みなさん、はじめまして。百田潤子です。
──── 仏像と伝統工芸のこと
学期末になると奈良や京都へふらりと足を向けてしまいます。目的はたいてい、お寺の仏像を見ること。薬師寺の聖観音像、興福寺の阿修羅像——静かな空間に立っているだけで、千数百年というとんでもない時間の重さが伝わってくるのです。「なぜこんなに美しいのだろう」と考えながら見ていると、気づけば閉館の時間になっていることも。
伝統工芸も同じくらい好きです。青銅器、漆器、染め物、陶磁器——職人さんが何十年もかけて磨いてきた技が、小さな器や布の上に宿っているのが面白くて。実は今、日本文化を世界に発信するウェブメディアを立ち上げ中でして、こういう「本物の深さ」を伝えたいという気持ちが、その原動力になっています。
──── 本と映画のこと
本はミステリーとスパイ小説が特に好きで、種を明かさない複雑な伏線や、ぎりぎりのところで人間性が試されるような場面にわくわくしてしまいます。映画も同じ方向性で、どんでん返しのある作品を見つけると夜更かしが止まらなくなります。
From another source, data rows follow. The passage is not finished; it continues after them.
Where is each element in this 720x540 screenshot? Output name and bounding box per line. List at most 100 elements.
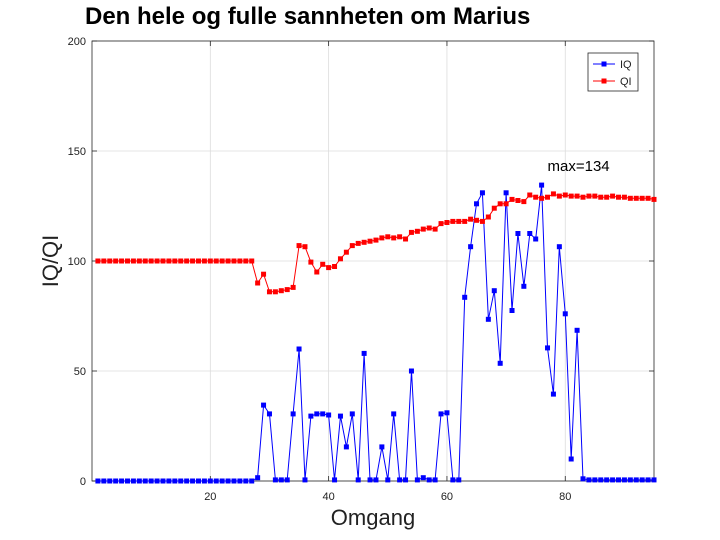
data-point-iq [515, 231, 521, 236]
data-point-qi [154, 258, 160, 264]
data-point-qi [349, 243, 355, 249]
data-point-qi [450, 218, 456, 224]
data-point-qi [651, 196, 657, 202]
data-point-qi [332, 264, 338, 269]
data-point-qi [113, 258, 119, 264]
data-point-qi [166, 258, 172, 264]
data-point-qi [178, 258, 184, 264]
data-point-iq [533, 236, 539, 242]
data-point-iq [136, 478, 142, 484]
data-point-iq [408, 368, 414, 374]
data-point-qi [556, 193, 562, 199]
data-point-iq [219, 478, 225, 484]
data-point-qi [320, 261, 326, 267]
data-point-iq [586, 477, 592, 483]
data-point-iq [598, 477, 604, 483]
legend-label-iq: IQ [620, 59, 632, 71]
data-point-iq [550, 391, 556, 397]
data-point-qi [568, 193, 574, 199]
y-tick-label: 100 [68, 256, 86, 268]
data-point-qi [527, 192, 533, 198]
data-point-qi [379, 235, 385, 241]
data-point-qi [580, 194, 586, 200]
data-point-qi [391, 235, 397, 241]
data-point-iq [438, 411, 444, 417]
data-point-iq [497, 360, 503, 366]
data-point-iq [296, 346, 302, 352]
data-point-qi [219, 258, 225, 264]
data-point-qi [574, 193, 580, 199]
data-point-iq [231, 478, 237, 484]
data-point-iq [272, 477, 278, 483]
data-point-iq [142, 478, 148, 484]
data-point-iq [604, 477, 610, 483]
legend-box [587, 52, 639, 92]
data-point-iq [195, 478, 201, 484]
data-point-iq [556, 244, 562, 250]
data-point-qi [403, 236, 409, 242]
data-point-iq [420, 475, 426, 481]
data-point-iq [278, 477, 284, 483]
data-point-iq [213, 478, 219, 484]
data-point-iq [308, 413, 314, 419]
x-tick-label: 20 [204, 491, 216, 503]
data-point-iq [509, 308, 515, 313]
data-point-qi [414, 228, 420, 234]
data-point-qi [468, 216, 474, 222]
data-point-qi [639, 195, 645, 201]
data-point-qi [160, 258, 166, 264]
data-point-iq [580, 476, 586, 482]
data-point-qi [201, 258, 207, 264]
data-point-iq [178, 478, 184, 484]
data-point-qi [225, 258, 231, 264]
data-point-iq [326, 412, 332, 418]
y-tick-label: 50 [74, 366, 86, 378]
data-point-qi [503, 201, 509, 207]
data-point-iq [468, 244, 474, 250]
data-point-iq [651, 477, 657, 483]
data-point-iq [521, 283, 527, 289]
data-point-iq [130, 478, 136, 484]
y-axis-label: IQ/QI [38, 235, 63, 288]
data-point-iq [332, 477, 338, 483]
data-point-iq [166, 478, 172, 484]
series-line-qi [97, 193, 655, 293]
data-point-iq [243, 478, 249, 484]
data-point-iq [113, 478, 119, 484]
data-point-qi [408, 229, 414, 235]
data-point-iq [562, 311, 568, 317]
data-point-qi [633, 195, 639, 201]
data-point-iq [474, 201, 480, 207]
data-point-iq [349, 411, 355, 417]
data-point-qi [627, 195, 633, 201]
data-point-qi [432, 226, 438, 232]
y-tick-label: 150 [68, 146, 86, 158]
data-point-qi [124, 258, 130, 264]
data-point-iq [545, 345, 551, 351]
data-point-qi [343, 249, 349, 255]
data-point-iq [450, 477, 456, 483]
data-point-qi [237, 258, 243, 264]
data-point-qi [521, 199, 527, 205]
data-point-qi [302, 244, 308, 250]
legend-label-qi: QI [620, 76, 632, 88]
data-point-iq [337, 413, 343, 419]
data-point-qi [207, 258, 213, 264]
data-point-iq [456, 477, 462, 483]
data-point-iq [355, 477, 361, 483]
data-point-iq [621, 477, 627, 483]
data-point-iq [119, 478, 125, 484]
data-point-qi [533, 194, 539, 200]
data-point-qi [314, 269, 320, 275]
data-point-iq [391, 411, 397, 417]
data-point-qi [337, 256, 343, 262]
data-point-iq [379, 444, 385, 450]
data-point-iq [320, 411, 326, 417]
data-point-qi [474, 217, 480, 223]
data-point-qi [266, 289, 272, 295]
data-point-iq [627, 477, 633, 483]
data-point-qi [148, 258, 154, 264]
data-point-iq [225, 478, 231, 484]
data-point-qi [361, 239, 367, 245]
最近はまっているのが、時代小説。江戸の町並みや武士の矜持、庶民のたくましさが活き活きと描かれていて、歴史の解像度がぐっと上がる感覚があります。歴史は年号を覚えるものだと思っていた学生時代の自分に、「もったいなかったね」と言ってあげたいくらいです。
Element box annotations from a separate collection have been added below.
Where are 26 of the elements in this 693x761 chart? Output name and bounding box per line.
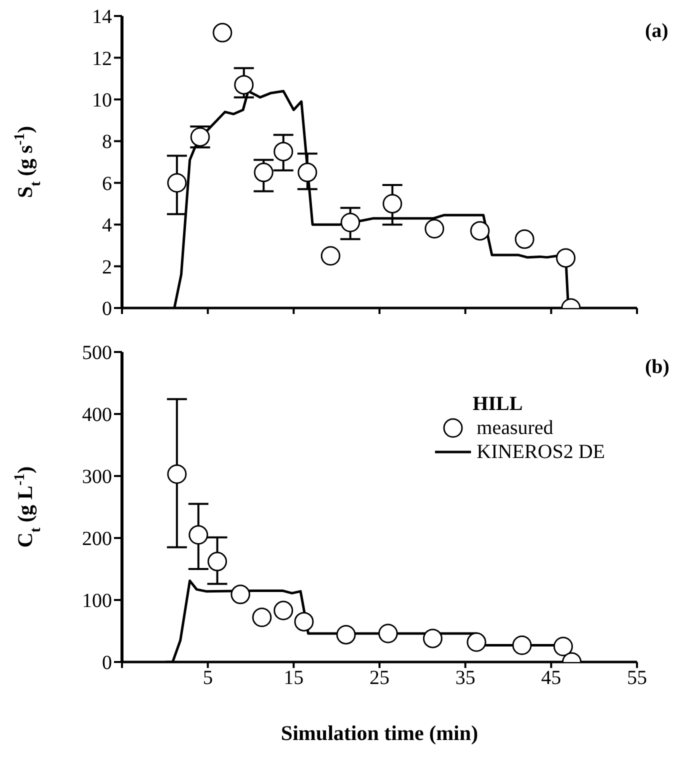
y-tick-label: 200 (82, 528, 112, 550)
y-tick-label: 12 (92, 48, 112, 70)
text: (a) (645, 20, 668, 43)
x-tick-label: 35 (455, 667, 476, 690)
y-tick-label: 100 (82, 590, 112, 612)
y-tick-label: 500 (82, 342, 112, 364)
x-tick-label: 55 (627, 667, 647, 690)
y-tick-label: 0 (102, 298, 112, 320)
x-tick-label: 5 (202, 667, 213, 690)
y-tick-label: 6 (102, 172, 112, 195)
text: (b) (645, 356, 670, 379)
y-tick-label: 400 (82, 404, 112, 426)
x-tick-label: 15 (284, 667, 304, 690)
x-tick-label: 45 (541, 667, 562, 690)
y-tick-label: 0 (102, 652, 112, 674)
x-tick-label: 25 (370, 667, 390, 690)
y-tick-label: 300 (82, 466, 112, 488)
y-tick-label: 2 (102, 256, 112, 278)
x-axis-title: Simulation time (min) (280, 721, 478, 745)
y-tick-label: 14 (92, 6, 112, 28)
y-tick-label: 4 (102, 214, 112, 237)
legend-title: HILL (472, 392, 524, 416)
y-tick-label: 8 (102, 131, 112, 154)
legend-label: measured (476, 416, 554, 440)
y-tick-label: 10 (92, 90, 112, 112)
legend-label: KINEROS2 DE (476, 440, 605, 464)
仏像もスパイ小説も時代小説も、突き詰めると「人間ってどんな存在なのか」という問いに向かっていく気がします。AIを研究・活用しながらそれを考えているというのも、なかなか面白い立ち位置だと自分では思っています。
授業でも、そういう「考える楽しさ」を一緒に味わえたらうれしいです。どうぞよろしくお願いします。